There are over 4,000 known chemicals in cigarette smoke. These chemicals do various things to your eyes including increasing oxidative stress. Nicotine alone does not increase oxidative stress, but it does constrict blood vessels, reducing necessary blood flow to the eyes. In addition, nicotine can slow or completely stop the production of rhodospin, the chemical pigment responsible for proper night vision. This means when you quit smoking cigarettes with a nicotine replacement such as patches, gum, or an e-cigarette, you eliminate the damage being done by many of the chemicals, but not the damage being done by nicotine itself.

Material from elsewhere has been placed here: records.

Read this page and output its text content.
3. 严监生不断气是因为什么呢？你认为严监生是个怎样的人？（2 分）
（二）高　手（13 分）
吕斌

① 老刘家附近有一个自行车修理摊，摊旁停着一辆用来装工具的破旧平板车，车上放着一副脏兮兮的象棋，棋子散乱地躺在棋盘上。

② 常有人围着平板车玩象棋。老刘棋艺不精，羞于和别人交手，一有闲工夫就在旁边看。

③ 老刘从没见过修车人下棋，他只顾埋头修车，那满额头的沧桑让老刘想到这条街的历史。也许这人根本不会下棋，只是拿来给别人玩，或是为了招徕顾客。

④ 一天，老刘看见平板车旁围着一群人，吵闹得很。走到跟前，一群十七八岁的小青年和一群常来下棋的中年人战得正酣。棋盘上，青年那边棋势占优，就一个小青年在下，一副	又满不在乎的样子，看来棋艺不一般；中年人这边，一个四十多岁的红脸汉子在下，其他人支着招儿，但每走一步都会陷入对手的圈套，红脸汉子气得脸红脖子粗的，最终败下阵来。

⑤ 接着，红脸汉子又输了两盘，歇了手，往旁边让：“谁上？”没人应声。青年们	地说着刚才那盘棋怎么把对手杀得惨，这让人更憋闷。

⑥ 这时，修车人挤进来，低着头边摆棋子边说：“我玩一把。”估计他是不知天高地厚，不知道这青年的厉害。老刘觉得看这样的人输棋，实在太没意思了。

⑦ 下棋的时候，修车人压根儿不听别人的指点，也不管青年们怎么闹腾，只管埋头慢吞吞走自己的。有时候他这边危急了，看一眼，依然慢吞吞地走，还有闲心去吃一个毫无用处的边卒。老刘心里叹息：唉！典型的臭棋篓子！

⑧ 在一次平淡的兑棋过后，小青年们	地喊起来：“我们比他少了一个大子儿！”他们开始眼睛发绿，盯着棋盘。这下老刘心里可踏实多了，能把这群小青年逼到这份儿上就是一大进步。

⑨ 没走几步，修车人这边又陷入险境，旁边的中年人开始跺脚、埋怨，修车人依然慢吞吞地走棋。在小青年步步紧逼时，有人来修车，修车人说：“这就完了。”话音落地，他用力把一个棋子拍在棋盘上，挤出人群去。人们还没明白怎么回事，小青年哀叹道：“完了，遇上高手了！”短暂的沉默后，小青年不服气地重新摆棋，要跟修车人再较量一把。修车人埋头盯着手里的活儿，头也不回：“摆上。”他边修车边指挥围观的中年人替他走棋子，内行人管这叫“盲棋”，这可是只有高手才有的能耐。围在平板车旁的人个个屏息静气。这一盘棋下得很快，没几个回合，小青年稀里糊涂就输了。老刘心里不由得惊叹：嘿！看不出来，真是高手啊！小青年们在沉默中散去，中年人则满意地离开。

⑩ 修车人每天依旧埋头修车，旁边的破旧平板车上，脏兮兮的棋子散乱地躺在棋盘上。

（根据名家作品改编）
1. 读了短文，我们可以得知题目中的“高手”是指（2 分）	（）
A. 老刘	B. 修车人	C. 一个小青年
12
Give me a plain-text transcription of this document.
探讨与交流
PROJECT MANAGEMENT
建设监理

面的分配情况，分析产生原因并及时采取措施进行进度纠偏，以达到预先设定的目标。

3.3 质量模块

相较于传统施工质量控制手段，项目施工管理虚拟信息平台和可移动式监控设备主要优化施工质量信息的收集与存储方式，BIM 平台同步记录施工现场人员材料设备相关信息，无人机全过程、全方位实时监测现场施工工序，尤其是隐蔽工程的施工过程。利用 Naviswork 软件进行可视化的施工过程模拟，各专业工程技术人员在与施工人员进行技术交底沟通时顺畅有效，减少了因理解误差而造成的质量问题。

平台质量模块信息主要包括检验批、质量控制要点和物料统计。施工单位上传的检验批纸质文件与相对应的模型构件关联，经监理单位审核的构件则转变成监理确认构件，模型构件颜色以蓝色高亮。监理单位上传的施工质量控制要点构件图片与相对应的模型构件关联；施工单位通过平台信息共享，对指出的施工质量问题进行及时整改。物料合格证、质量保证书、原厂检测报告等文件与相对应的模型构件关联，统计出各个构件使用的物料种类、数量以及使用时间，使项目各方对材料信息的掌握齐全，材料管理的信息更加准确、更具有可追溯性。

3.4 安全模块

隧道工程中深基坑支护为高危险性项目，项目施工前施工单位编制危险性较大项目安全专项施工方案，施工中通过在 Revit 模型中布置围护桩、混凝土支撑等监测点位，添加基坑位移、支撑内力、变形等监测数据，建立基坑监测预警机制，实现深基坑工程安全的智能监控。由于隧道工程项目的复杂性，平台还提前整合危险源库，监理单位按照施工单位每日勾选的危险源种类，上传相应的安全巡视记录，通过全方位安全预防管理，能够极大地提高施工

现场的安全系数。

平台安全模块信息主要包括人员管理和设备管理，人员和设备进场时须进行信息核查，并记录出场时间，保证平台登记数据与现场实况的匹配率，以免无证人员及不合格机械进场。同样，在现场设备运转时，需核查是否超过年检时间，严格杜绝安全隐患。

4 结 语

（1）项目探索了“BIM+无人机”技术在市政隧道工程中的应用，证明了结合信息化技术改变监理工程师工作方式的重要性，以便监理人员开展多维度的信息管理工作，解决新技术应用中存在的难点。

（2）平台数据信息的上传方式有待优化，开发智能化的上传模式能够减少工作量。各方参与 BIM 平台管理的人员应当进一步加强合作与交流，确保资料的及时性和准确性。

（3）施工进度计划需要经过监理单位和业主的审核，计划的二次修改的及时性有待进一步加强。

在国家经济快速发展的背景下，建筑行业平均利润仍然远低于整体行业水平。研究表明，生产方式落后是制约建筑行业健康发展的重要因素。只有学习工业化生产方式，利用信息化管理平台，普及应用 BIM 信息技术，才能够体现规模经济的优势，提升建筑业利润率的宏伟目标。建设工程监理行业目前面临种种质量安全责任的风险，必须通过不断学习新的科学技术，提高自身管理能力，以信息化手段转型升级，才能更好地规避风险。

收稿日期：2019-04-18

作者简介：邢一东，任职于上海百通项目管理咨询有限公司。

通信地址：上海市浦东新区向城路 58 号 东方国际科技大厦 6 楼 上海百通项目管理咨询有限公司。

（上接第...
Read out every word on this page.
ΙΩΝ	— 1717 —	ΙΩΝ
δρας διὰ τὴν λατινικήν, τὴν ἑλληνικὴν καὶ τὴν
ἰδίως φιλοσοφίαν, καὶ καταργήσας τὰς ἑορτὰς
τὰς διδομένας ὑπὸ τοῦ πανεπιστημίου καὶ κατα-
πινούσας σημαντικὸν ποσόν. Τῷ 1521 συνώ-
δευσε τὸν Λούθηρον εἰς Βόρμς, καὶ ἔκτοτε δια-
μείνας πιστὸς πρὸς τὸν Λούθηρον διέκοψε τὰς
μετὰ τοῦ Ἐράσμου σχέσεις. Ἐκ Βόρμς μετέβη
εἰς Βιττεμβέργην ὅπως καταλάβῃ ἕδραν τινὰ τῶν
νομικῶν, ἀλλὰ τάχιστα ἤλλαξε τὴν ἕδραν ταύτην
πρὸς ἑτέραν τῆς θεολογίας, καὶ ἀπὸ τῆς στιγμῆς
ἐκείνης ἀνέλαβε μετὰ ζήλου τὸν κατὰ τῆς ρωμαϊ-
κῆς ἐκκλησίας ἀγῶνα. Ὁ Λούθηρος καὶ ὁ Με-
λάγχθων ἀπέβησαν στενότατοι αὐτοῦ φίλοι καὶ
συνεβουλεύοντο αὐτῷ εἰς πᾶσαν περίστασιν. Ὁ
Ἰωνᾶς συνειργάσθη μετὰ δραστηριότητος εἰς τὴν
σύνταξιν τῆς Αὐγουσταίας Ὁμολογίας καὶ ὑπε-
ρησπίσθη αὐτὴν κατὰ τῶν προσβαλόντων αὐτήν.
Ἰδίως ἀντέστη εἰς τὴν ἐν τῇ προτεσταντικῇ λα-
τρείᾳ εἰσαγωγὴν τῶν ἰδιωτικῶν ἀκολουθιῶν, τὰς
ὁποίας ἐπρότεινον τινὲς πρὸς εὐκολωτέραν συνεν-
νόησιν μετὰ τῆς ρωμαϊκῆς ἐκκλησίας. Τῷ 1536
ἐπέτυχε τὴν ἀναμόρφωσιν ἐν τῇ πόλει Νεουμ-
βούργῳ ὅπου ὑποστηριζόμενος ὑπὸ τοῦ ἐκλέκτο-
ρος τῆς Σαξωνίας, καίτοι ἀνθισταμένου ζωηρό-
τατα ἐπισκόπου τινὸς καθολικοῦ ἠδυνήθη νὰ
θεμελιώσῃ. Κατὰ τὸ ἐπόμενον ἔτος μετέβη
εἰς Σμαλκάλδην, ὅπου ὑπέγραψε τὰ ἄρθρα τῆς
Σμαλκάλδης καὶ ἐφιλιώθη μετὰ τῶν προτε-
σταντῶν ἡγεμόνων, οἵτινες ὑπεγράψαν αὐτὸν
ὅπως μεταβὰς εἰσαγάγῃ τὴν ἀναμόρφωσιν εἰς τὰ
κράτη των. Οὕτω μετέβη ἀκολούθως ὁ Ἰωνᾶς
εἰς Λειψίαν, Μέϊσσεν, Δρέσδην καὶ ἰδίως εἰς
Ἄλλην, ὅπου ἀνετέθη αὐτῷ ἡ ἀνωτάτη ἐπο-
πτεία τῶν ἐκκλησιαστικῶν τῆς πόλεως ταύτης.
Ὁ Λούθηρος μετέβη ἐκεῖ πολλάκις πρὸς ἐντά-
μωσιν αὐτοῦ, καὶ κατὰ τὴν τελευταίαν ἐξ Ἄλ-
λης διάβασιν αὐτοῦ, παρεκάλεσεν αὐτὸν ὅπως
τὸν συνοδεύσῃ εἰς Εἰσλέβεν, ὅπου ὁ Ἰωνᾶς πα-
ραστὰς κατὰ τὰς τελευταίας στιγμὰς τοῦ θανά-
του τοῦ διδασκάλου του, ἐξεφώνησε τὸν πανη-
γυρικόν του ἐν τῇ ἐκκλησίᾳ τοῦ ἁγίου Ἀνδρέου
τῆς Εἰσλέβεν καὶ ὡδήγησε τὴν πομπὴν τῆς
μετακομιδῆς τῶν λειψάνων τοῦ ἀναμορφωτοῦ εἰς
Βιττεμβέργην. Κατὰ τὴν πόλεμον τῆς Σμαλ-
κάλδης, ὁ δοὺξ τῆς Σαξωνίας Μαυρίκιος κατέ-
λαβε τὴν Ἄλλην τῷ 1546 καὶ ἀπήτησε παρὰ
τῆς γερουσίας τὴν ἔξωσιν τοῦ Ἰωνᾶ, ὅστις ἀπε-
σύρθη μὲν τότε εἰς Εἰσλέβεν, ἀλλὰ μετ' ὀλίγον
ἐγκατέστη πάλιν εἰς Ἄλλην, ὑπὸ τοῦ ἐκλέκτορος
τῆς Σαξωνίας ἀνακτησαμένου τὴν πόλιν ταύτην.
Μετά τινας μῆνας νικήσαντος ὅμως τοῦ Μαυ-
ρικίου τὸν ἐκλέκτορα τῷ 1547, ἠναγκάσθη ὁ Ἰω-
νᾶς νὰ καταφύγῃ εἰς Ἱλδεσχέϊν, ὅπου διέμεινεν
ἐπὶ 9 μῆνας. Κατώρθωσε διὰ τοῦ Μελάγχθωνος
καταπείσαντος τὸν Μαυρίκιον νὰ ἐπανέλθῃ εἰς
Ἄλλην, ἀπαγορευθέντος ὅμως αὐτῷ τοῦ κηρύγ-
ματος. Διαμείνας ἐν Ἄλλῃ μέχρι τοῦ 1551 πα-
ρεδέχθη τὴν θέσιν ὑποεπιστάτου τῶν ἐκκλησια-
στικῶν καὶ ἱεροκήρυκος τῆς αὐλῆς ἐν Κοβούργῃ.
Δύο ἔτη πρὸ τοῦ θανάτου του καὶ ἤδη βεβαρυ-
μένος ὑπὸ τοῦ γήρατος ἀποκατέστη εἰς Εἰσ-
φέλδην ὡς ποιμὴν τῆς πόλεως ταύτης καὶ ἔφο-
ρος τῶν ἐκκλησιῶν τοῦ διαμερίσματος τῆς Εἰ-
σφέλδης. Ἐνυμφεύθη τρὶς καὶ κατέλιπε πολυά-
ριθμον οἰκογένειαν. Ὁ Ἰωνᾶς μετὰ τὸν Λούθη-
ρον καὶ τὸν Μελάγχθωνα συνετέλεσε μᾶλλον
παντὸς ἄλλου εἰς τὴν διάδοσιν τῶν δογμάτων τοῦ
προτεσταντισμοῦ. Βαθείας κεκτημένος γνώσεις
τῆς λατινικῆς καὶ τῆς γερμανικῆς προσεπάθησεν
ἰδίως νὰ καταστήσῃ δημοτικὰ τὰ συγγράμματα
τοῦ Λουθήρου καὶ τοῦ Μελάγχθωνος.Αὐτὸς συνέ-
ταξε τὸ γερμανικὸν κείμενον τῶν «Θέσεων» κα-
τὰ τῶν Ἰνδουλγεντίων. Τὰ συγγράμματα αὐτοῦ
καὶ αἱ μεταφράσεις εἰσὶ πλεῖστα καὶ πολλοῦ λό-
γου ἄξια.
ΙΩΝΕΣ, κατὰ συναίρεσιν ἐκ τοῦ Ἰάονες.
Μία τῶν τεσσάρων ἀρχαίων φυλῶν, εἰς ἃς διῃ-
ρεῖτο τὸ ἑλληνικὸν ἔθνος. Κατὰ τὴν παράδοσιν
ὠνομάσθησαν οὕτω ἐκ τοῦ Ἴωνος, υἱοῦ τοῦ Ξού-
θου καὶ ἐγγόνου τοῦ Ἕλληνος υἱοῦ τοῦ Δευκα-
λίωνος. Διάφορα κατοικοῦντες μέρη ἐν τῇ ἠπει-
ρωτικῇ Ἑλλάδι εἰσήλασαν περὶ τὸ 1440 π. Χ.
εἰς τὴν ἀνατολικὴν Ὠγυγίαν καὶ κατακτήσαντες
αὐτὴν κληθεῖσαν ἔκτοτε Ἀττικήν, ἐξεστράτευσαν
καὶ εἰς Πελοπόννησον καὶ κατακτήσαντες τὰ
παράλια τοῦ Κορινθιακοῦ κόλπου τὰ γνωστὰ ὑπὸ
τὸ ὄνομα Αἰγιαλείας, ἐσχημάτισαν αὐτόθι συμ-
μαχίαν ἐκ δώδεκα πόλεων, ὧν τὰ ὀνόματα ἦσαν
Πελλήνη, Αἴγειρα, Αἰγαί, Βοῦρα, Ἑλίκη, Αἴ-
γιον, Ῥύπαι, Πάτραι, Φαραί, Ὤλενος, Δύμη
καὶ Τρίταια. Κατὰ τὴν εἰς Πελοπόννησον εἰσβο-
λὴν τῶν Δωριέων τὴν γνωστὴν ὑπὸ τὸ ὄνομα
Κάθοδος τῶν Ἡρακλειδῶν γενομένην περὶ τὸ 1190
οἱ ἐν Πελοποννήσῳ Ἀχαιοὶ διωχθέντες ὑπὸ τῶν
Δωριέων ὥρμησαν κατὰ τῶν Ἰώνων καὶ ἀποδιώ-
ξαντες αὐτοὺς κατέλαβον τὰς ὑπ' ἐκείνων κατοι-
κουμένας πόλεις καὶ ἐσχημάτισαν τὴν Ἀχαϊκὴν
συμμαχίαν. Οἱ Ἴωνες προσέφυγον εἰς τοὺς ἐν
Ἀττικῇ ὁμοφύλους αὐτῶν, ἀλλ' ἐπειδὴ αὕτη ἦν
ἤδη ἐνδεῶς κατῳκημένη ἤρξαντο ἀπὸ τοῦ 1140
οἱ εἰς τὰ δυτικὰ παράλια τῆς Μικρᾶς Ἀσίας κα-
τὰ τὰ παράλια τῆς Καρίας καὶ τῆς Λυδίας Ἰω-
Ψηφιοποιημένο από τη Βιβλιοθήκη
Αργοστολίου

Here’s the good news: people who use nicotine replacement therapy to quit smoking have a higher rate of success than those who choose to quit cold turkey. Since 90 percent of nicotine is metabolized by your liver as soon as it hits your system, only 10 percent remains after you have stopped using a nicotine replacement therapy. This remaining 10 percent can stay for up to 30 days, but will eventually clear from your body. Once cleared, future damage from cigarette smoking and nicotine is eliminated.
While there is no way to undo the damage already done to your eyes by cigarettes, it is always best to quit smoking. Your eye doctor can discuss this with you in full detail during your regularly scheduled eye exams.